Test cases can be downloaded here

Vehicle Behavior when closing a street#

The interaction of vehicles with reroutes is complex and depends on many different factors. Below we give a description of each of the factors and then describe the behavior for each combination of factors.

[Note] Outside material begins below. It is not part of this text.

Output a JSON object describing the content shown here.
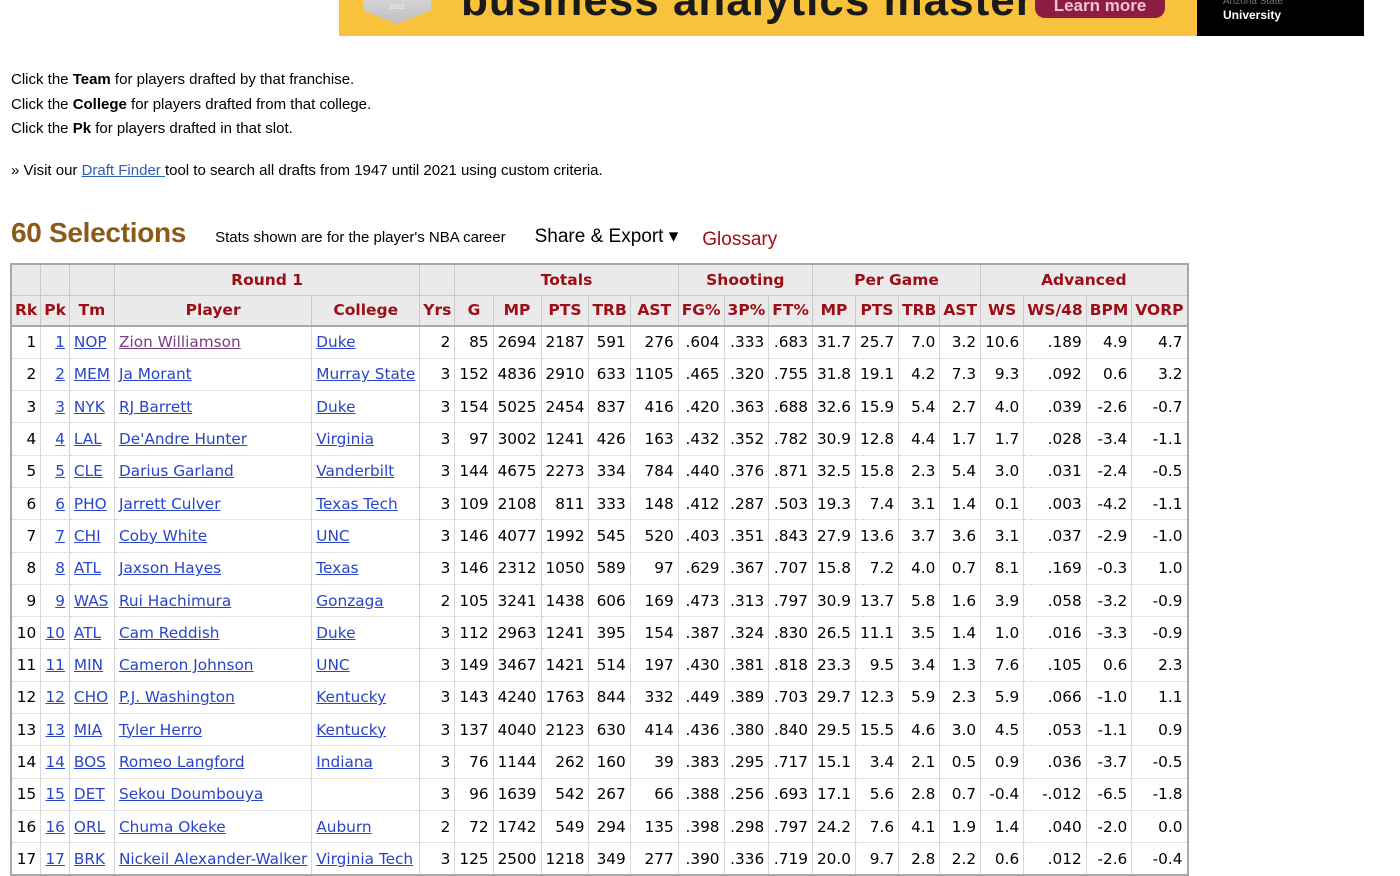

The following assumes vehicles that have an edge affected by <closingReroute .../> along their route (other vehicles are not affected directly).

  1. closing style
    • a) hard closing: <closingReroute> uses attribute 'allow' or 'disallow' to prohibit the vehicle
    • b) soft closing: attribute is not used (edge use is discouraged but not forbidden)
  2. alternatives
    • a) an alternative route exists
    • b) no alternative route exists
  3. detour signage
    • a) an rerouter edge is encountered before the alternative route branches off
    • b) no rerouter edge is encountered before the alternative route branches off
  4. vehicle style
    • a) vehicle defined with origin and destination where the affected edge is on the preferred route (i.e. <trip from="..." to="...">)
    • b) vehicle defined with fixed route
  5. closing time versus departure time
    • a) vehicle departs after closing becomes active
    • b) vehicle departs before closing becomes active (closing occurs while en-route)
  6. routing mode of the vehicle (set via --device.rerouting.mode or vehicle/vtype <param key="device.rerouting.mode" value="8"/>)
    • a) routing mode 0 (or generally, not setting the 4th bit): all hard closings are visible during routing
    • b) routing mode 8 (or generally setting the 4th bit): all hard-closings are ignored during routing and will never cause a route error

The following vehicle behaviors are possible:

  • R: use an alternative route upon reaching the rerouter edge
  • D: use an alternative route on departure
  • I: ignore the closed edge and keep driving
  • W: wait ahead of the closed edge until it reopens or time-to-teleport is reached (in this case teleport across the closed edge(s))
  • E: generate an error

To following effects occur:

Hard closing#

  • 1a-2a-3a-4a-5a: D
  • 1a-2a-3a-4a-5b: R
  • 1a-2a-3a-4b-5a: R
  • 1a-2a-3a-4b-5b: R
  • 1a-2a-3b-4a-5a: D
  • 1a-2a-3b-4a-5b: W
  • 1a-2a-3b-4b-5a: W
  • 1a-2a-3b-4b-5b: W
  • 1a-2b-3a-4a-5a: E (becomes W with --ignore-route-errors or --device.rerouting.mode 8)
  • 1a-2b-3a-4a-5b: W
  • 1a-2b-3a-4b-5a: W
  • 1a-2b-3a-4b-5b: W
  • 1a-2b-3b-4a-5a: E (becomes W with --ignore-route-errors or --device.rerouting.mode 8)
  • 1a-2b-3b-4a-5b: W
  • 1a-2b-3b-4b-5a: W
  • 1a-2b-3b-4b-5b: W

Soft closing#

  • 1b-2a-3a-4a-5a: R
  • 1b-2a-3a-4a-5b: R
  • 1b-2a-3a-4b-5a: R
  • 1b-2a-3a-4b-5b: R
  • 1b-2a-3b-4a-5a: I
  • 1b-2a-3b-4a-5b: I
  • 1b-2a-3b-4b-5a: I
  • 1b-2a-3b-4b-5b: I
  • 1b-2b-3a-4a-5a: I
  • 1b-2b-3a-4a-5b: I
  • 1b-2b-3a-4b-5a: I
  • 1b-2b-3a-4b-5b: I
  • 1b-2b-3b-4a-5a: I
  • 1b-2b-3b-4a-5b: I
  • 1b-2b-3b-4b-5a: I
  • 1b-2b-3b-4b-5b: I

Departure on a closed edge#

When the departure edge for a vehicle is closed, vehicles will ignore this for 'soft' closing. For a 'hard' closing the simulation will raise an error. If --ignore-route-errors is set, the vehicle will be discarded with a warning.